In summary, while components of a surveillance system for COPD are available in the United States and have provided evidence of the need for improvement of the prevention and control of COPD, the committee concluded that further development is needed to create an effective surveillance system. Such development will require the participation of experts from a variety of disciplines to address the important limitations described above. Effectiveness will be determined by the quality of the data; the ongoing, systematic collection, analysis, and interpretation of the data; and the ongoing use of the results to plan and implement prevention and control interventions. None of these characteristics currently exist in the United States for the surveillance of COPD. As previously discussed, the quality of data needs to be improved, with standards for diagnosis to minimize diagnostic misclassification and better COPD-specific outcome data (Heffner et al., 2010). While a number of data sources have been used to examine outcomes, most analyses conducted to date have been one-time studies, and there is no structured or systematic use of these sources for ongoing analyses. Finally, health policy advocates and federal and private institutions in the United States need more well-defined organizational structures and processes for disseminating and using the results from chronic disease surveillance in order to enhance the prevention and control of COPD.

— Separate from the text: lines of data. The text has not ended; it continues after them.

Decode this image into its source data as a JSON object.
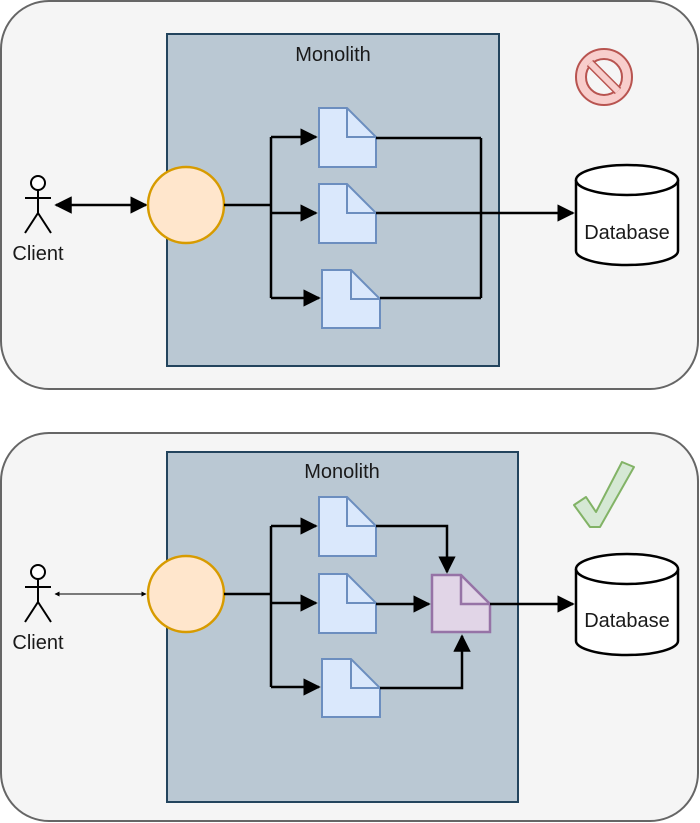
{
  "panels": [
    {
      "monolith_label": "Monolith",
      "client_label": "Client",
      "database_label": "Database",
      "status_icon": "prohibited-icon"
    },
    {
      "monolith_label": "Monolith",
      "client_label": "Client",
      "database_label": "Database",
      "status_icon": "checkmark-icon"
    }
  ],
  "colors": {
    "panel_fill": "#f5f5f5",
    "panel_stroke": "#666666",
    "monolith_fill": "#bac8d3",
    "monolith_stroke": "#23445d",
    "circle_fill": "#ffe6cc",
    "circle_stroke": "#d79b00",
    "doc_fill": "#dae8fc",
    "doc_stroke": "#6c8ebf",
    "aggregator_fill": "#e1d5e7",
    "aggregator_stroke": "#9673a6",
    "prohibited_fill": "#f8cecc",
    "prohibited_stroke": "#b85450",
    "check_fill": "#d5e8d4",
    "check_stroke": "#82b366"
  }
}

The focus of this chapter has been on COPD, yet the same kinds of data (e.g., those related to risk factors, screening, environmental exposures, availability of care, access to care, patient education, treatments, quality of life, etc.) are needed for other chronic lung diseases, including asthma. In fact, collection of these data on asthma, for example, could lead to improved understanding of the relationship between asthma and COPD. This has
important implications not only for improved understanding of the pathophysiology of both diseases but also for improved understanding of corresponding health disparities. An effective surveillance system that encompasses chronic lung disease more broadly could enhance efforts aimed at prevention, diagnosis, treatment, and improved health outcomes.